Мысли эти иногда становились настолько тяжелы, что он уходил к месту своего второго рождения — Зачарованному озеру, прихватив деревянную шпагу, которой пока учился фехтовать, и там давал выход ярости, изрубая на куски невидимого врага. Опустошенный, он после долго смотрел в мутные воды, словно искал на дне свою потерянную собачью оболочку.
Чем больше он узнавал, тем тяжелее ему становилось жить. Должно быть, Береника догадывалась об этом, так как с каждым днем становилась все более внимательной к нему. Закаленная душевными терзаниями с детства, пережившая несколько кризисов своей изуродованной личности, она рано научилась справляться с ними. Он же пока был беззащитен.

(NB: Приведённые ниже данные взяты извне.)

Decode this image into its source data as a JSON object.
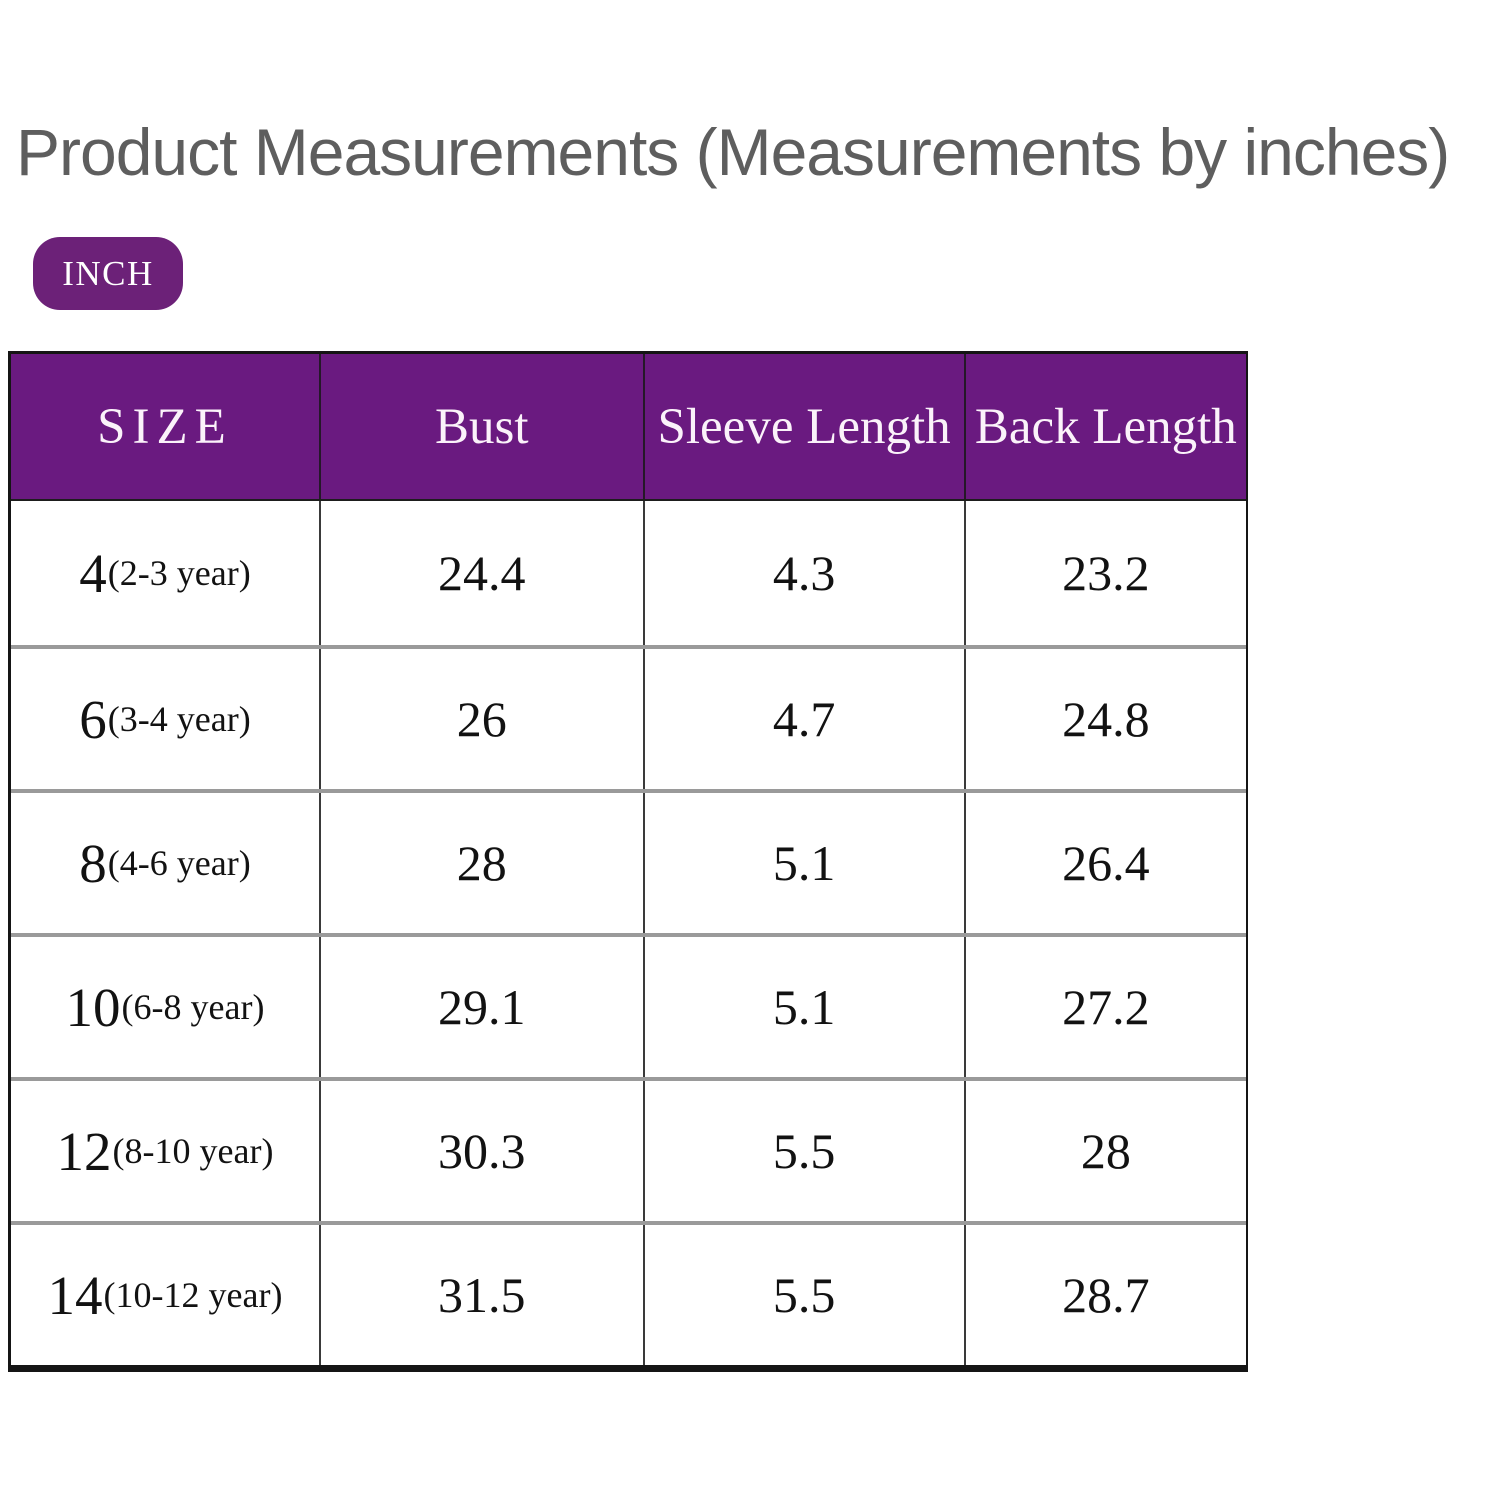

Много гуляя и разговаривая с Барклаем, она и не замечала, как давно следят за ней холодные и расчетливые глаза. Роктор — молодой вельможа, вынашивал свои планы относительно безобразной сестры короля и не мог допустить, чтобы ему помешали. Подававший когда-то большие надежды, он и пальцем не пошевелил, чтобы они превратились в реальность. Однако блестящее воспитание, богатство и офицерские погоны, купленные родителями, делали его желанным гостем светских приемов. Король держался с ним ровно, но близко к себе не подпускал, вызывая этим лютую злобу Роктора, чьи честолюбивые замыслы давно уже превратились в навязчивую идею. Он считался завидным женихом, но не торопился связывать себе руки. Истинной причиной его независимости было нависшее после смерти родителей разорение. Кутила и ленивец, он промотал громадное состояние в считанные месяцы и не сделал ничего, чтобы восстановить его. И он прекрасно понимал, что родители будущей невесты вряд ли согласятся расплачиваться с его кредиторами.